Desiran angin menggerak-gerakkan benda itu, butiran tetes
air hujan satu persatu jatuh dari benda yang kami sebut kantong kresek yang
sebenarnya adalah sebuah kantong plastik hitam. Benda itu sesekali
melambai lambai kecil, tersangkut di sebuah kayu atap lantai satu semenjak 3
tahun lalu.
Seorang gadis tampak tengah memperhatikan benda itu. Benda
tak berarti yang memberinya sebuah kenangan. Kenangan yang nyatanya hanya bisa
dikenang.
--
Terdengar suara berisik dari lantai dua. Beberapa gadis
berseragam putih biru tampak tersenyum girang dan sesekali mengintip ke lantai
dasar. Gadis-gadis puber itu meneriaki salah seorang kawannya, gadis
berkerudung dengan wajah yang manis. Menunjuk-nunjuk ke arah bawah kala melihat
seorang lelaki yang ternyata kakak kelas mereka.
“Rizka, itu kak Angga!” gadis-gadis itu berteriak histeris.
Memperhatikan lelaki yang ditemani seorang pria di lantai satu.
Tak berbeda dengan gadis seusia mereka yang selalu histeris
kala melihat seorang pria yang tengah disukai sahabatnya. Kumpulan gadis yang
selalu berteriak ‘ciee’ yang nyatanya dapat bermakna ganda. Karena tak sedikit
yang hanya dapat menyimpan perasaannya pada orang yang sama. Menyimpan perasaan
rapat-rapat hingga tak seorangpun tahu bahwa ada sepasang bola mata lain yang
diam-diam memperhatikan lelaki itu dengan seksama.
Sebuah peristiwa yang akan menjadi kenangan itu akhirnya
dibuat. Entah darimana asalnya, seutas tali meluncur dari lantai dua, tak salah
lagi itu adalah ulah para gadis yang baru lulus SD enam bulan lalu. Ekpresi
riang memancar dari gadis-gadis itu. Bermain-main dengan kakak kelas yang 2
tahun lebih tua dari mereka, rasanya aneh namun menyenangkan.

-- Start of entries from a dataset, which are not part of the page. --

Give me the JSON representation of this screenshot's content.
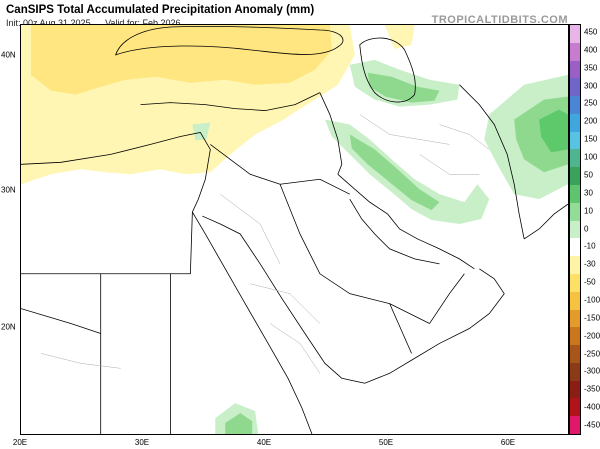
{
  "header": {
    "title": "CanSIPS Total Accumulated Precipitation Anomaly (mm)",
    "init": "Init: 00z Aug 31 2025",
    "valid": "Valid for: Feb 2026",
    "brand": "TROPICALTIDBITS.COM"
  },
  "axes": {
    "lon_labels": [
      "20E",
      "30E",
      "40E",
      "50E",
      "60E"
    ],
    "lat_labels": [
      "40N",
      "30N",
      "20N"
    ]
  },
  "colorbar": {
    "labels": [
      "450",
      "400",
      "350",
      "300",
      "250",
      "200",
      "150",
      "100",
      "50",
      "30",
      "10",
      "0",
      "-10",
      "-30",
      "-50",
      "-100",
      "-150",
      "-200",
      "-250",
      "-300",
      "-350",
      "-400",
      "-450"
    ],
    "colors": [
      "#e8b5e8",
      "#c77ccf",
      "#9a5fc4",
      "#6f66c8",
      "#4b86d6",
      "#3fa6de",
      "#56c3e3",
      "#4fb58f",
      "#3aa25a",
      "#5ec56e",
      "#93dc98",
      "#c8efc8",
      "#ffffff",
      "#fff3a6",
      "#ffe066",
      "#f5c340",
      "#e39b2a",
      "#c9761c",
      "#a8551a",
      "#8a3b16",
      "#8b1e14",
      "#b0141a",
      "#e0186a"
    ]
  },
  "map": {
    "colors": {
      "dry_light": "#fff6b3",
      "dry_medium": "#ffe680",
      "wet_light": "#c8efc8",
      "wet_medium": "#8fd98f",
      "wet_strong": "#5ec96a",
      "border": "#000000",
      "subdivision": "#aaaaaa"
    }
  }
}
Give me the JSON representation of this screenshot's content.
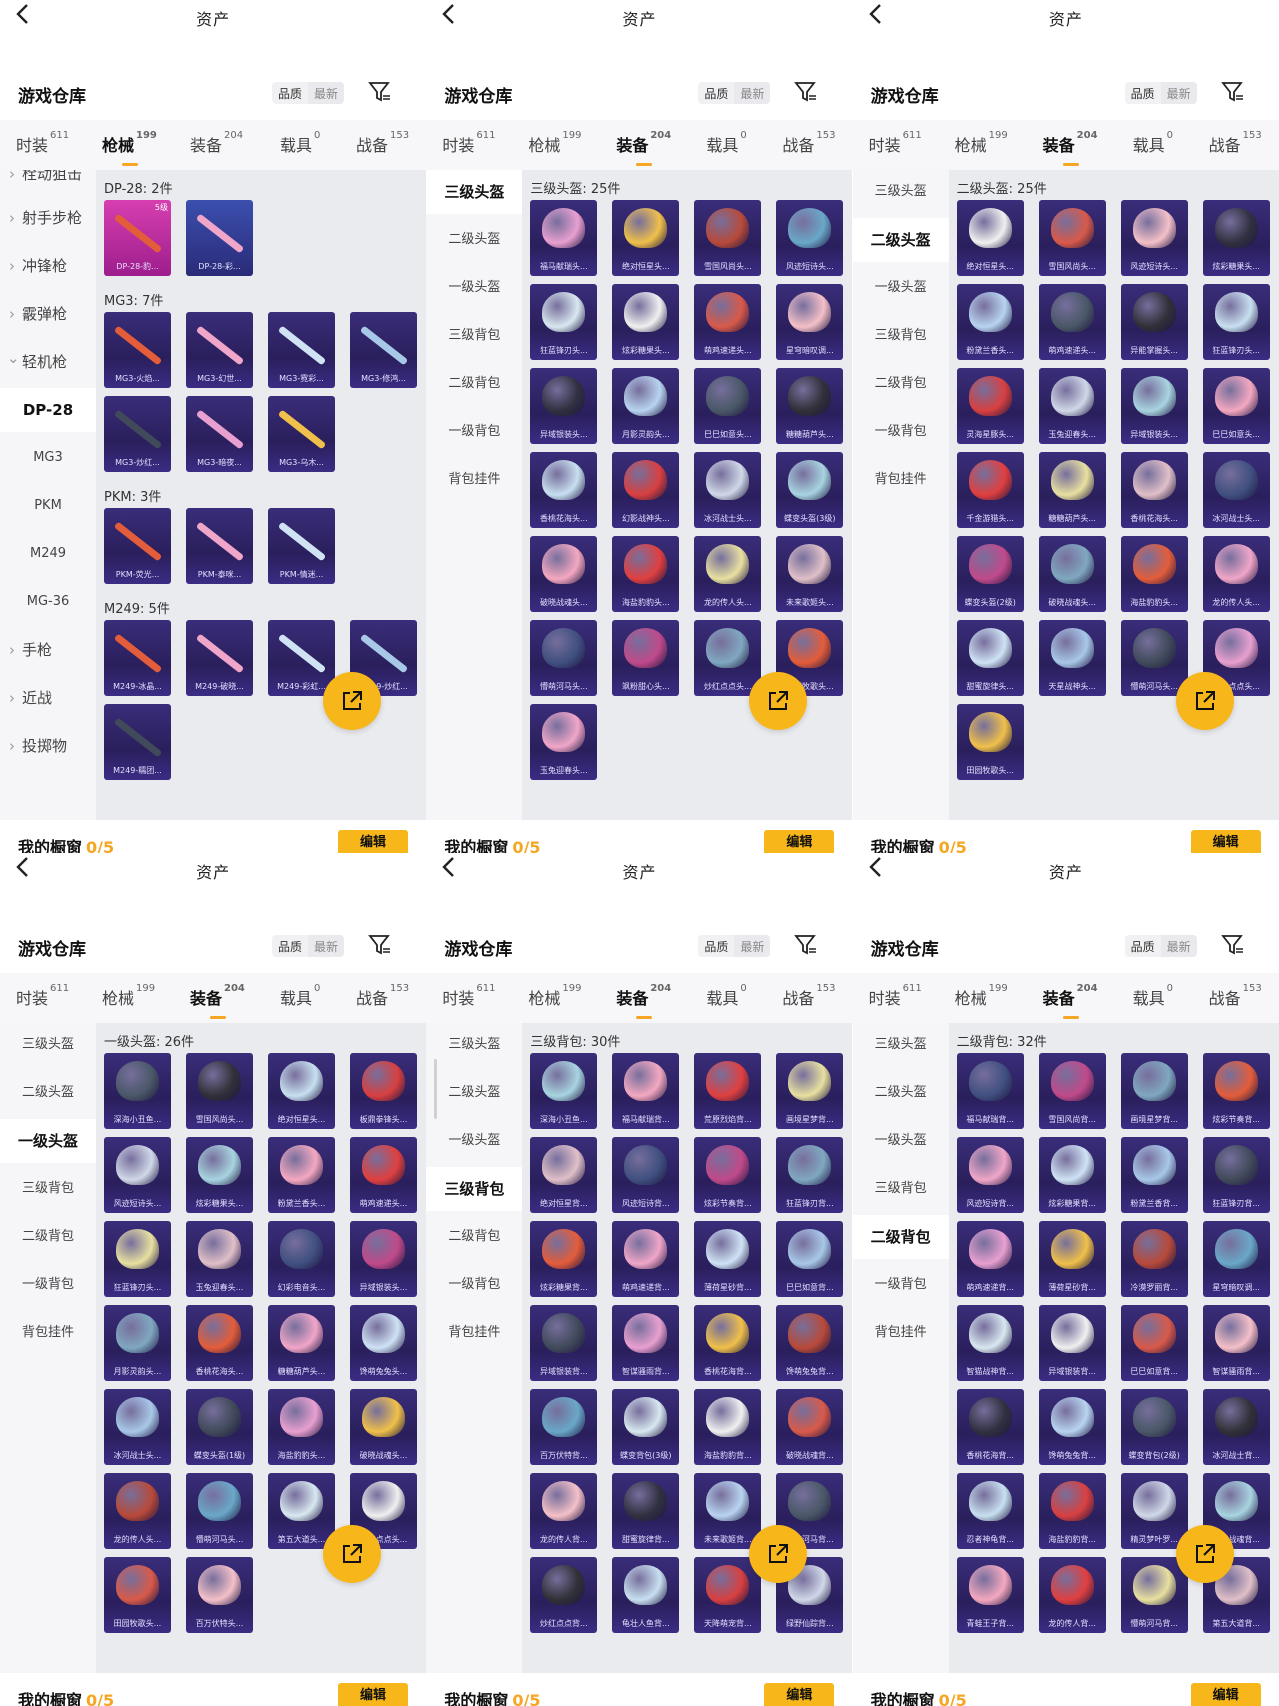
{
  "common": {
    "page_title": "资产",
    "header_title": "游戏仓库",
    "sort_quality": "品质",
    "sort_newest": "最新",
    "bottom_title": "我的橱窗",
    "bottom_count": "0/5",
    "edit_label": "编辑",
    "tabs": [
      {
        "label": "时装",
        "count": "611"
      },
      {
        "label": "枪械",
        "count": "199"
      },
      {
        "label": "装备",
        "count": "204"
      },
      {
        "label": "载具",
        "count": "0"
      },
      {
        "label": "战备",
        "count": "153"
      }
    ],
    "colors": {
      "accent": "#f5a623",
      "card_bg": "#2a1f5c",
      "fab": "#f7b61a"
    },
    "icons": {
      "back": "back-arrow-icon",
      "filter": "filter-icon",
      "share": "share-icon"
    }
  },
  "panels": [
    {
      "active_tab": 1,
      "sidebar": [
        {
          "label": "栓动狙击",
          "type": "cat"
        },
        {
          "label": "射手步枪",
          "type": "cat"
        },
        {
          "label": "冲锋枪",
          "type": "cat"
        },
        {
          "label": "霰弹枪",
          "type": "cat"
        },
        {
          "label": "轻机枪",
          "type": "cat-open"
        },
        {
          "label": "DP-28",
          "type": "active"
        },
        {
          "label": "MG3",
          "type": "sub"
        },
        {
          "label": "PKM",
          "type": "sub"
        },
        {
          "label": "M249",
          "type": "sub"
        },
        {
          "label": "MG-36",
          "type": "sub"
        },
        {
          "label": "手枪",
          "type": "cat"
        },
        {
          "label": "近战",
          "type": "cat"
        },
        {
          "label": "投掷物",
          "type": "cat"
        }
      ],
      "sections": [
        {
          "title": "DP-28: 2件",
          "items": [
            {
              "name": "DP-28-豹...",
              "badge": "5级",
              "style": "pink"
            },
            {
              "name": "DP-28-彩...",
              "style": "blue"
            }
          ]
        },
        {
          "title": "MG3: 7件",
          "items": [
            {
              "name": "MG3-火焰..."
            },
            {
              "name": "MG3-幻世..."
            },
            {
              "name": "MG3-霓彩..."
            },
            {
              "name": "MG3-修鸿..."
            },
            {
              "name": "MG3-炒红..."
            },
            {
              "name": "MG3-暗夜..."
            },
            {
              "name": "MG3-乌木..."
            }
          ]
        },
        {
          "title": "PKM: 3件",
          "items": [
            {
              "name": "PKM-荧光..."
            },
            {
              "name": "PKM-泰咪..."
            },
            {
              "name": "PKM-情迷..."
            }
          ]
        },
        {
          "title": "M249: 5件",
          "items": [
            {
              "name": "M249-冰晶..."
            },
            {
              "name": "M249-破晓..."
            },
            {
              "name": "M249-彩虹..."
            },
            {
              "name": "M249-炒红..."
            },
            {
              "name": "M249-糯团..."
            }
          ]
        }
      ]
    },
    {
      "active_tab": 2,
      "sidebar": [
        {
          "label": "三级头盔",
          "type": "active"
        },
        {
          "label": "二级头盔",
          "type": "sub"
        },
        {
          "label": "一级头盔",
          "type": "sub"
        },
        {
          "label": "三级背包",
          "type": "sub"
        },
        {
          "label": "二级背包",
          "type": "sub"
        },
        {
          "label": "一级背包",
          "type": "sub"
        },
        {
          "label": "背包挂件",
          "type": "sub"
        }
      ],
      "sections": [
        {
          "title": "三级头盔: 25件",
          "items": [
            {
              "name": "福马献瑞头..."
            },
            {
              "name": "绝对恒星头..."
            },
            {
              "name": "雪国风尚头..."
            },
            {
              "name": "风迹短诗头..."
            },
            {
              "name": "狂蓝锋刃头..."
            },
            {
              "name": "炫彩糖果头..."
            },
            {
              "name": "萌鸡速递头..."
            },
            {
              "name": "星穹暗叹调..."
            },
            {
              "name": "异域银装头..."
            },
            {
              "name": "月影灵韵头..."
            },
            {
              "name": "巳巳如意头..."
            },
            {
              "name": "糖糖葫芦头..."
            },
            {
              "name": "香桃花海头..."
            },
            {
              "name": "幻影战神头..."
            },
            {
              "name": "冰河战士头..."
            },
            {
              "name": "蝶变头盔(3级)"
            },
            {
              "name": "破晓战魂头..."
            },
            {
              "name": "海盐豹豹头..."
            },
            {
              "name": "龙的传人头..."
            },
            {
              "name": "未来歌姬头..."
            },
            {
              "name": "懵萌河马头..."
            },
            {
              "name": "飒粉甜心头..."
            },
            {
              "name": "炒红点点头..."
            },
            {
              "name": "田园牧歌头..."
            },
            {
              "name": "玉兔迎春头..."
            }
          ]
        }
      ]
    },
    {
      "active_tab": 2,
      "sidebar": [
        {
          "label": "三级头盔",
          "type": "sub"
        },
        {
          "label": "二级头盔",
          "type": "active"
        },
        {
          "label": "一级头盔",
          "type": "sub"
        },
        {
          "label": "三级背包",
          "type": "sub"
        },
        {
          "label": "二级背包",
          "type": "sub"
        },
        {
          "label": "一级背包",
          "type": "sub"
        },
        {
          "label": "背包挂件",
          "type": "sub"
        }
      ],
      "sections": [
        {
          "title": "二级头盔: 25件",
          "items": [
            {
              "name": "绝对恒星头..."
            },
            {
              "name": "雪国风尚头..."
            },
            {
              "name": "风迹短诗头..."
            },
            {
              "name": "炫彩糖果头..."
            },
            {
              "name": "粉黛兰香头..."
            },
            {
              "name": "萌鸡速递头..."
            },
            {
              "name": "异能掌握头..."
            },
            {
              "name": "狂蓝锋刃头..."
            },
            {
              "name": "灵海星豚头..."
            },
            {
              "name": "玉兔迎春头..."
            },
            {
              "name": "异域银装头..."
            },
            {
              "name": "巳巳如意头..."
            },
            {
              "name": "千金游猎头..."
            },
            {
              "name": "糖糖葫芦头..."
            },
            {
              "name": "香桃花海头..."
            },
            {
              "name": "冰河战士头..."
            },
            {
              "name": "蝶变头盔(2级)"
            },
            {
              "name": "破晓战魂头..."
            },
            {
              "name": "海盐豹豹头..."
            },
            {
              "name": "龙的传人头..."
            },
            {
              "name": "甜蜜旋律头..."
            },
            {
              "name": "天星战神头..."
            },
            {
              "name": "懵萌河马头..."
            },
            {
              "name": "炒红点点头..."
            },
            {
              "name": "田园牧歌头..."
            }
          ]
        }
      ]
    },
    {
      "active_tab": 2,
      "sidebar": [
        {
          "label": "三级头盔",
          "type": "sub"
        },
        {
          "label": "二级头盔",
          "type": "sub"
        },
        {
          "label": "一级头盔",
          "type": "active"
        },
        {
          "label": "三级背包",
          "type": "sub"
        },
        {
          "label": "二级背包",
          "type": "sub"
        },
        {
          "label": "一级背包",
          "type": "sub"
        },
        {
          "label": "背包挂件",
          "type": "sub"
        }
      ],
      "sections": [
        {
          "title": "一级头盔: 26件",
          "items": [
            {
              "name": "深海小丑鱼..."
            },
            {
              "name": "雪国风尚头..."
            },
            {
              "name": "绝对恒星头..."
            },
            {
              "name": "板鼎拳锋头..."
            },
            {
              "name": "风迹短诗头..."
            },
            {
              "name": "炫彩糖果头..."
            },
            {
              "name": "粉黛兰香头..."
            },
            {
              "name": "萌鸡速递头..."
            },
            {
              "name": "狂蓝锋刃头..."
            },
            {
              "name": "玉兔迎春头..."
            },
            {
              "name": "幻彩电音头..."
            },
            {
              "name": "异域银装头..."
            },
            {
              "name": "月影灵韵头..."
            },
            {
              "name": "香桃花海头..."
            },
            {
              "name": "糖糖葫芦头..."
            },
            {
              "name": "馋萌兔兔头..."
            },
            {
              "name": "冰河战士头..."
            },
            {
              "name": "蝶变头盔(1级)"
            },
            {
              "name": "海盐豹豹头..."
            },
            {
              "name": "破晓战魂头..."
            },
            {
              "name": "龙的传人头..."
            },
            {
              "name": "懵萌河马头..."
            },
            {
              "name": "第五大道头..."
            },
            {
              "name": "炒红点点头..."
            },
            {
              "name": "田园牧歌头..."
            },
            {
              "name": "百万伏特头..."
            }
          ]
        }
      ]
    },
    {
      "active_tab": 2,
      "sidebar": [
        {
          "label": "三级头盔",
          "type": "sub"
        },
        {
          "label": "二级头盔",
          "type": "sub"
        },
        {
          "label": "一级头盔",
          "type": "sub"
        },
        {
          "label": "三级背包",
          "type": "active"
        },
        {
          "label": "二级背包",
          "type": "sub"
        },
        {
          "label": "一级背包",
          "type": "sub"
        },
        {
          "label": "背包挂件",
          "type": "sub"
        }
      ],
      "sections": [
        {
          "title": "三级背包: 30件",
          "items": [
            {
              "name": "深海小丑鱼..."
            },
            {
              "name": "福马献瑞背..."
            },
            {
              "name": "荒原烈焰背..."
            },
            {
              "name": "画境星梦背..."
            },
            {
              "name": "绝对恒星背..."
            },
            {
              "name": "风迹短诗背..."
            },
            {
              "name": "炫彩节奏背..."
            },
            {
              "name": "狂蓝锋刃背..."
            },
            {
              "name": "炫彩糖果背..."
            },
            {
              "name": "萌鸡速递背..."
            },
            {
              "name": "薄荷星砂背..."
            },
            {
              "name": "巳巳如意背..."
            },
            {
              "name": "异域银装背..."
            },
            {
              "name": "智谋骚雨背..."
            },
            {
              "name": "香桃花海背..."
            },
            {
              "name": "馋萌兔兔背..."
            },
            {
              "name": "百万伏特背..."
            },
            {
              "name": "蝶变背包(3级)"
            },
            {
              "name": "海盐豹豹背..."
            },
            {
              "name": "破晓战魂背..."
            },
            {
              "name": "龙的传人背..."
            },
            {
              "name": "甜蜜旋律背..."
            },
            {
              "name": "未来歌姬背..."
            },
            {
              "name": "懵萌河马背..."
            },
            {
              "name": "炒红点点背..."
            },
            {
              "name": "龟壮人鱼背..."
            },
            {
              "name": "天降萌宠背..."
            },
            {
              "name": "绿野仙踪背..."
            }
          ]
        }
      ]
    },
    {
      "active_tab": 2,
      "sidebar": [
        {
          "label": "三级头盔",
          "type": "sub"
        },
        {
          "label": "二级头盔",
          "type": "sub"
        },
        {
          "label": "一级头盔",
          "type": "sub"
        },
        {
          "label": "三级背包",
          "type": "sub"
        },
        {
          "label": "二级背包",
          "type": "active"
        },
        {
          "label": "一级背包",
          "type": "sub"
        },
        {
          "label": "背包挂件",
          "type": "sub"
        }
      ],
      "sections": [
        {
          "title": "二级背包: 32件",
          "items": [
            {
              "name": "福马献瑞背..."
            },
            {
              "name": "雪国风尚背..."
            },
            {
              "name": "画境星梦背..."
            },
            {
              "name": "炫彩节奏背..."
            },
            {
              "name": "风迹短诗背..."
            },
            {
              "name": "炫彩糖果背..."
            },
            {
              "name": "粉黛兰香背..."
            },
            {
              "name": "狂蓝锋刃背..."
            },
            {
              "name": "萌鸡速递背..."
            },
            {
              "name": "薄荷星砂背..."
            },
            {
              "name": "冷漠罗丽背..."
            },
            {
              "name": "星穹暗叹调..."
            },
            {
              "name": "智猫战神背..."
            },
            {
              "name": "异域银装背..."
            },
            {
              "name": "巳巳如意背..."
            },
            {
              "name": "智谋骚雨背..."
            },
            {
              "name": "香桃花海背..."
            },
            {
              "name": "馋萌兔兔背..."
            },
            {
              "name": "蝶变背包(2级)"
            },
            {
              "name": "冰河战士背..."
            },
            {
              "name": "忍者神龟背..."
            },
            {
              "name": "海盐豹豹背..."
            },
            {
              "name": "精灵梦叶罗..."
            },
            {
              "name": "破晓战魂背..."
            },
            {
              "name": "青蛙王子背..."
            },
            {
              "name": "龙的传人背..."
            },
            {
              "name": "懵萌河马背..."
            },
            {
              "name": "第五大道背..."
            }
          ]
        }
      ]
    }
  ]
}
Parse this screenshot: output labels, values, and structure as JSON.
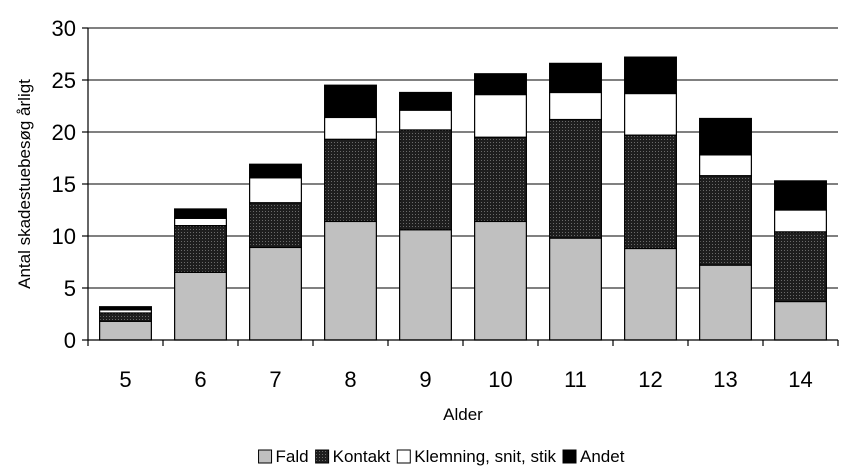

Tarik ulur akhirnya dimulai, seperti halnya Maria yang
mengirim roti untuk Fahri dengan tali dalam film Ayat-Ayat Cinta. Sebuah
kantong plastik hitam terikat di ujung tali, seakan pengganti keranjang anyaman
dalam kisah ini.
Para gadis itu menunggu apa saja yang akan dikirimkan dari
lantai bawah. Sesekali mereka berlari ke sudut lain di lantai dua demi melihat
seseorang yang ada di bawah. Tengah tersenyum geli melihat adik kelasnya bahkan
tingkahnya sendiri. Seorang dari teman lelaki itu membawa bunga plastik yang
mungkin milik sebuah vas kecil penghias meja guru. Menyenggol-nyenggol lelaki
itu, mendesaknya untuk mengirimkan sebuah bunga mawar plastik pada adik
kelasnya yang tengah menunggu di lantai dua. Beberapa kali tarik ulur ini
terjadi, hingga tak disangka kantong plastik hitam yang disebut kresek itu
menyangkut di atap lantai satu. Gadis-gadis itu mencoba menariknya dengan
paksa, hingga yang tersisa hanya seutas tali tanpa kantong kresek pengganti
keranjang itu.
Kantong plastik itu akhirnya tertahan. Menjadi saksi bisu
telah ada sebuah kisah menarik dalam sebuah cinta monyet. Terbitnya rasa suka
dari seorang remaja putih biru yang melibatkan sahabat dan orang-orang
terdekatnya. Kisah lucu yang takkan terulang. Meski pada akhirnya hanya untuk
dikenang.
--
Hujan mengguyur semenjak siang, kini hanya tinggal
gerimisnya saja yang terasa sendu. Seorang gadis berdiri mematung di depan
sebuah kelas dimana benda hitam masih mengayun pelan karena desiran angin.
Masih memperhatikan kantong kresek hitam yang masih bertahan meski hujan dan
terik sepanjang tahun. Kantong itu masih bertahan, tapi tidak dengan
perasaannya kini.
Gadis itu berseragam putih abu-abu. Satu tingkat lebih
tinggi dari kedudukannya dulu sebagai remaja SMP. Lelaki yang dulu pernah
bermain-main dengannya. Kini serasa menjadi orang asing yang perlu berkenalan
ketika bertemu lagi. Hanya saling pandang bila berpapasan. Pandangan biasa
tanpa arti. Kisahnya sama sekali tak ada artinya. Gadis itu sadar, dalam 86400
detik yang ditempuh lelaki itu setiap harinya, ia tak pernah menyisakan 2
detikpun waktu hanya untuk mengeja nama miliknya. Nama milik gadis itu. Riz-ka.